Using data from all of our affiliated retailers, the graph above shows the average month-to-month price change for all individual cannabis products within a given market. In other words, we compared the monthly average price of a single item in one pharmacy to all other products in all other retailers to determine the monthly median price by market.

A steady rise in the price of individual products would suggest that inflation is having a major impact on the cannabis industry, but the graph does not reflect such a trend. For much of the year, prices either stabilized or decreased in most markets, as shown by the multitude of points below the 0 percent line in the graph.

What’s up with ‘Shrink Flation’?

While inflation is a hot topic these days, you may also have noticed that the term “shrink inflation” is floating around the CPG sector (there is even an entire subreddit dedicated to it). Shrinkage is when manufacturers reduce the package size of their products without updating the price. This practice would be difficult, if not impossible, with cannabis as most cannabis products are sold by weight (eighths, grams) or THC (100 mg packs). Any change in package size would be obvious to the consumer and therefore more difficult to market.
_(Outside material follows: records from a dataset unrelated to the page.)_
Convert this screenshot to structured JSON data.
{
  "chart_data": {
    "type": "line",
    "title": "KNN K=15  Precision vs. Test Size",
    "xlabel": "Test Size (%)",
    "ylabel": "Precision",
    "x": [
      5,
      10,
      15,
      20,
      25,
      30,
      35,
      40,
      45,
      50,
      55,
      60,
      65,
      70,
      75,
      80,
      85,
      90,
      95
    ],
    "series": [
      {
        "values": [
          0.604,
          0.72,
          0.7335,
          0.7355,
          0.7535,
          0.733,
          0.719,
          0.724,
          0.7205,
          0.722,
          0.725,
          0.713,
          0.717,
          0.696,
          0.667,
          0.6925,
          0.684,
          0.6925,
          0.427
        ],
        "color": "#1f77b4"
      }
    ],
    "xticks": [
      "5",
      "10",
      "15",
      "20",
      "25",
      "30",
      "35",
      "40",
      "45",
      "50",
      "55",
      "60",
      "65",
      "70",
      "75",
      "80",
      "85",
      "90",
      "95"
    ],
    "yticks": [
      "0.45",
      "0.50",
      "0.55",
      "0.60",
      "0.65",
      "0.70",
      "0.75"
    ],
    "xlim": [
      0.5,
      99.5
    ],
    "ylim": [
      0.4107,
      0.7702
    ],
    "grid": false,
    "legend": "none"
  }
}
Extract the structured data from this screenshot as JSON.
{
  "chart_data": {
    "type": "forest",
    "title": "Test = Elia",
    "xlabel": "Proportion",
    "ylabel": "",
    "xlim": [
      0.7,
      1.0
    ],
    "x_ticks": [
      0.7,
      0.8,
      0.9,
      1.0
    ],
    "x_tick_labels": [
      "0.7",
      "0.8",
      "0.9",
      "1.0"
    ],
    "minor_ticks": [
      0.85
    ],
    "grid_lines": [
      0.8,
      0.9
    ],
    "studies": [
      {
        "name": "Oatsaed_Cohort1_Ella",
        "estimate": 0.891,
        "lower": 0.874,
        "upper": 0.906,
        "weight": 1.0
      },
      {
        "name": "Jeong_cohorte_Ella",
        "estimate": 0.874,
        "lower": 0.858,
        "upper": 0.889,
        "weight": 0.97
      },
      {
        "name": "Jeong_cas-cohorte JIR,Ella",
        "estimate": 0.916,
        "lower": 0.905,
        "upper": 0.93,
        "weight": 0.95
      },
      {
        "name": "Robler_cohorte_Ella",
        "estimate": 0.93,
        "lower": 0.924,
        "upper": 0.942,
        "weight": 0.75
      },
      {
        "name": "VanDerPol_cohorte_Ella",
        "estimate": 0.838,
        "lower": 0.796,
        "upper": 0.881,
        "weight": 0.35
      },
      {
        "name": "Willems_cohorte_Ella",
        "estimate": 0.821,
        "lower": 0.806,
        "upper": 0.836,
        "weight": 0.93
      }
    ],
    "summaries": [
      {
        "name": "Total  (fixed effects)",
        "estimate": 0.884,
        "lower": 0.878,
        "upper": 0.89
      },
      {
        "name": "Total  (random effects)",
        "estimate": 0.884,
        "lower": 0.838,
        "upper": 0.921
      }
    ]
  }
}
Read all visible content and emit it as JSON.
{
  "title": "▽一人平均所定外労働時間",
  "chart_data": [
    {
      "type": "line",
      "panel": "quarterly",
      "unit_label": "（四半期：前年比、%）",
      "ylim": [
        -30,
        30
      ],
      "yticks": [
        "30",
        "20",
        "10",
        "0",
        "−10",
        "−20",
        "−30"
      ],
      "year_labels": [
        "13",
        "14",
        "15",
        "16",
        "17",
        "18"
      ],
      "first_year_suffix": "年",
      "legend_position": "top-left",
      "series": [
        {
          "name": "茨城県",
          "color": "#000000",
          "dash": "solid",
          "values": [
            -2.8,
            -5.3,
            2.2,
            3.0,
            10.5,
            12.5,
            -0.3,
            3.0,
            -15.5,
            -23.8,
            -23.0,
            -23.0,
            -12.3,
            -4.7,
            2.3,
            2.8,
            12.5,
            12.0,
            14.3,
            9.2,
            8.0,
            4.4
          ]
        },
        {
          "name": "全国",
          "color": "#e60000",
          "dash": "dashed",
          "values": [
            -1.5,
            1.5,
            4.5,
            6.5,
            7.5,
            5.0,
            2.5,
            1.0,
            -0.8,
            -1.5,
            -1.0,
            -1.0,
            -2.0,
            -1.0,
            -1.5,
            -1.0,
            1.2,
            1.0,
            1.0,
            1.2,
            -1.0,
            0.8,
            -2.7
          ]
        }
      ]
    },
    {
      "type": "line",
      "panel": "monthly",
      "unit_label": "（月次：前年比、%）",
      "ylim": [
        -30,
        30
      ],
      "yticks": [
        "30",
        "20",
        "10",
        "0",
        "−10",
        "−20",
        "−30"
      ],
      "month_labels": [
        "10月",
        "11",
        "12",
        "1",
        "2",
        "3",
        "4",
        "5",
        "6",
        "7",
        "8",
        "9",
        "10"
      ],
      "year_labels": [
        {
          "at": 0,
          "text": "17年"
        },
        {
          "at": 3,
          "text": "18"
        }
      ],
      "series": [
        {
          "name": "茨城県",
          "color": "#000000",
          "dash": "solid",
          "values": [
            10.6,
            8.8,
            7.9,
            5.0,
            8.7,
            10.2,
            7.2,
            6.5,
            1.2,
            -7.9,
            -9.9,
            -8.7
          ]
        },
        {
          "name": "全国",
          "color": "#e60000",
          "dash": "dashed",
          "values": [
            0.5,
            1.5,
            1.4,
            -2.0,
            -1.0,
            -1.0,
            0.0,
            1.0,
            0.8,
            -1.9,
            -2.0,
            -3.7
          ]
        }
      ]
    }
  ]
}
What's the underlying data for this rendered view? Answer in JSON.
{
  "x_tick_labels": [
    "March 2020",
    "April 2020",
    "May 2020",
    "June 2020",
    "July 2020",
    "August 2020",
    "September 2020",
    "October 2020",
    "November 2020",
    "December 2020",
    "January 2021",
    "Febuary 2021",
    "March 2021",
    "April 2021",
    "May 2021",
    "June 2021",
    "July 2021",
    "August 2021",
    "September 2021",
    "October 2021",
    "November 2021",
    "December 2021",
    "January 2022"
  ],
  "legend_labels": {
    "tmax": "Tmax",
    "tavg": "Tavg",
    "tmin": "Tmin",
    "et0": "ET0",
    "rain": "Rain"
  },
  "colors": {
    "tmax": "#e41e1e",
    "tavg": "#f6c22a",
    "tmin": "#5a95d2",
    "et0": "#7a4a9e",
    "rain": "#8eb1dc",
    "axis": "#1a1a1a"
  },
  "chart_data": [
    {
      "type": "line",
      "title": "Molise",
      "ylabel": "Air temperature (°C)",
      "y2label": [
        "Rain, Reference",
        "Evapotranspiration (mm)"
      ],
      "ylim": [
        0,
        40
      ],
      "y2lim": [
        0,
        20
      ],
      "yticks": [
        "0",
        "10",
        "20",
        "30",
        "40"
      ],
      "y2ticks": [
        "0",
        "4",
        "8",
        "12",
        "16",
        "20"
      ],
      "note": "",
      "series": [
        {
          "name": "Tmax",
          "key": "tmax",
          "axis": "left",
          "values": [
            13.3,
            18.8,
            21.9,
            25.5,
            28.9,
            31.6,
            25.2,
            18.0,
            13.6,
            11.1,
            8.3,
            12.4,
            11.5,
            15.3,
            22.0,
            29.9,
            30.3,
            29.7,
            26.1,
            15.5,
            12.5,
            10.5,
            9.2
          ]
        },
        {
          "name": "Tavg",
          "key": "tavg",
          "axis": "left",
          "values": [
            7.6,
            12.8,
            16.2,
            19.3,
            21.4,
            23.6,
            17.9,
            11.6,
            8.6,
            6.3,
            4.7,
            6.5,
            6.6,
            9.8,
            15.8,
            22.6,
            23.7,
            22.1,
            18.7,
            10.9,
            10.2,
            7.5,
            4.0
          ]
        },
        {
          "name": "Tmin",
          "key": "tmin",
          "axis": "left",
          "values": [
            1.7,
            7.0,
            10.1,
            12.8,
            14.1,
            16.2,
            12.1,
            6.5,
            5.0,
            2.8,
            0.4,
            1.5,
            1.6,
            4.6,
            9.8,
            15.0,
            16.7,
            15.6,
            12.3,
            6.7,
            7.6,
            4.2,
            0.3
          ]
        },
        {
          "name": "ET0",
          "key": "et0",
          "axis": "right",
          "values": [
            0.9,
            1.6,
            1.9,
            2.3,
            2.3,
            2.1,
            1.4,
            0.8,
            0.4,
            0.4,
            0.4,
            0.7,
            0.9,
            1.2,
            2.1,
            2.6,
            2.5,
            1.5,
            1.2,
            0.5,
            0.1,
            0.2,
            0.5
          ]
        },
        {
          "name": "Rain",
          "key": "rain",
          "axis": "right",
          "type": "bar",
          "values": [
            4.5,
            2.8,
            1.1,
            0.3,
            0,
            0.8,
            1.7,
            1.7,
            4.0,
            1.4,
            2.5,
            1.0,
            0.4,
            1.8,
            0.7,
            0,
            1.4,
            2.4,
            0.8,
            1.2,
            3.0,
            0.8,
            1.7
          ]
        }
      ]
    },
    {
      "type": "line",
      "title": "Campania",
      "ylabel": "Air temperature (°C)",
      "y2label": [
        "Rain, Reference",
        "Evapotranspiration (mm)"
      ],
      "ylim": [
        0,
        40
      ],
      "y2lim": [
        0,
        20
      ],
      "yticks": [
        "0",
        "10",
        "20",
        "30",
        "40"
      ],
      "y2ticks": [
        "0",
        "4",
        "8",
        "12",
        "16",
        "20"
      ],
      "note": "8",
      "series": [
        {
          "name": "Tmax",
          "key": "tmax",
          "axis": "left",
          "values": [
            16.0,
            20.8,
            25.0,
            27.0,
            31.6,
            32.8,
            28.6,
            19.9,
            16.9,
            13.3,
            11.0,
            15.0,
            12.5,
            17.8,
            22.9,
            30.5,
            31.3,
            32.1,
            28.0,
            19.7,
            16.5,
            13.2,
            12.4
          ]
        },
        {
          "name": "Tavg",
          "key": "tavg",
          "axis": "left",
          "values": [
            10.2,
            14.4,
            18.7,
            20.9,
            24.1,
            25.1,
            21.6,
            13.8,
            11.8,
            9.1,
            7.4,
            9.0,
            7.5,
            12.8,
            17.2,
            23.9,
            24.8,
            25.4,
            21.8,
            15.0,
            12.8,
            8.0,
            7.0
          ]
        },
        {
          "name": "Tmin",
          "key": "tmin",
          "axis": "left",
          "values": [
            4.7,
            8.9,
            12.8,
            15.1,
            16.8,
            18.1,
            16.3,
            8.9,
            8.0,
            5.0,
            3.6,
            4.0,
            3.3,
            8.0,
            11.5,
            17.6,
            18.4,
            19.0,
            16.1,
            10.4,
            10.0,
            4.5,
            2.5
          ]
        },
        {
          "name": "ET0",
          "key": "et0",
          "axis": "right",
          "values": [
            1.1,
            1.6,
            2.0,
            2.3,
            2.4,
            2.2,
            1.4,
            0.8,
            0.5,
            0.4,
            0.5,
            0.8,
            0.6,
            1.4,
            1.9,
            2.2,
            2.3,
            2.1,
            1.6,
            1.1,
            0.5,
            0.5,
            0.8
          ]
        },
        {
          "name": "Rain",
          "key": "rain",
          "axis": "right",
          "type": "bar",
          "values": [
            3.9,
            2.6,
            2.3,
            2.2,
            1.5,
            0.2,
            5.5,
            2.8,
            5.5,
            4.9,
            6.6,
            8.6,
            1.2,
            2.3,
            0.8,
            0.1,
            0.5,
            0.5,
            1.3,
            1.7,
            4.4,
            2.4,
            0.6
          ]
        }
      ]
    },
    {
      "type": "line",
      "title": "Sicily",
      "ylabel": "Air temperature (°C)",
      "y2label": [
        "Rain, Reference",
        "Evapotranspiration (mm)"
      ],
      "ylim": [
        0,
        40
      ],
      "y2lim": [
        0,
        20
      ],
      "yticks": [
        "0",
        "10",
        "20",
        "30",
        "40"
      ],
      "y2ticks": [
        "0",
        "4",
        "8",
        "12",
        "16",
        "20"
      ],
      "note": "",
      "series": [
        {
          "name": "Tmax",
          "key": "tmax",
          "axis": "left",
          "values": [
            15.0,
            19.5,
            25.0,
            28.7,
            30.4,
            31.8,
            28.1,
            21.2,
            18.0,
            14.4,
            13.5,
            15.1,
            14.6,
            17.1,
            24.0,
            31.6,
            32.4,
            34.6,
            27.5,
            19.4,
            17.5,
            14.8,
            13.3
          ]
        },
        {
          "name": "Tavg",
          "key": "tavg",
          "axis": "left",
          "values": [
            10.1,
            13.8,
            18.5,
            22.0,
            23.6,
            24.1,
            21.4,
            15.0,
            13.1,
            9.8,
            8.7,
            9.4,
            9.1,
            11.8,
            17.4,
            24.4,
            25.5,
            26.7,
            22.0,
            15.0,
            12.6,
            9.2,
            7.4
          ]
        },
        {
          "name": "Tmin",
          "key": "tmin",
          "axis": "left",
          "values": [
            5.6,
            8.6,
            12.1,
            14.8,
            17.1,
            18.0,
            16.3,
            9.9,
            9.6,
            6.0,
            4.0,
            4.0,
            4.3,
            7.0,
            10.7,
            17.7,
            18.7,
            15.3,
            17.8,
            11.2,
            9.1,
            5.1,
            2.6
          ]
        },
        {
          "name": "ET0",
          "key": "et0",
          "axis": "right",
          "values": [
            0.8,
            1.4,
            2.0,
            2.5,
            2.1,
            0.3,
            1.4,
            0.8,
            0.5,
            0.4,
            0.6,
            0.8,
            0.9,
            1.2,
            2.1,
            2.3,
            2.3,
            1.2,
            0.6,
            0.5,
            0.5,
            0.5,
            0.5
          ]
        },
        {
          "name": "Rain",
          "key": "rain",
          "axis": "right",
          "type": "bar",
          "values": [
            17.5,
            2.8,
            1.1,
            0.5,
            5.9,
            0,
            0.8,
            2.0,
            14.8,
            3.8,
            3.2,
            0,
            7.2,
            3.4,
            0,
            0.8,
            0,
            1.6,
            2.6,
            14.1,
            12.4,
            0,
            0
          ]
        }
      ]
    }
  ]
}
While inflation is not having a negative impact on consumers in the cannabis industry today, the future may be different. The cannabis industry is fast moving and constantly evolving, so we will continue to monitor prices and inflation in this area. If you are interested in tracking real-time cannabis market trends and price fluctuations, you can do so with an Insights Premium subscription.

Cy-scott-headset-mg-magazine-mgretailerCy Scott is co-founder and chief executive officer at Headset Inc.to turn retail data into real-time insights into the cannabis market. In his weekly blog he offers industry analysis and insights into innovative brands. Goods packed with cannabis. Prior to founding Headset, he co-founded Leafly and helped make the website the world’s leading cannabis information resource. In addition to his work at Headset, Scott started a monthly cannabis tech meetup with cannabis entrepreneurs and technology developers that has expanded to several regions in the United States. Scott’s favorite strain is Tangie.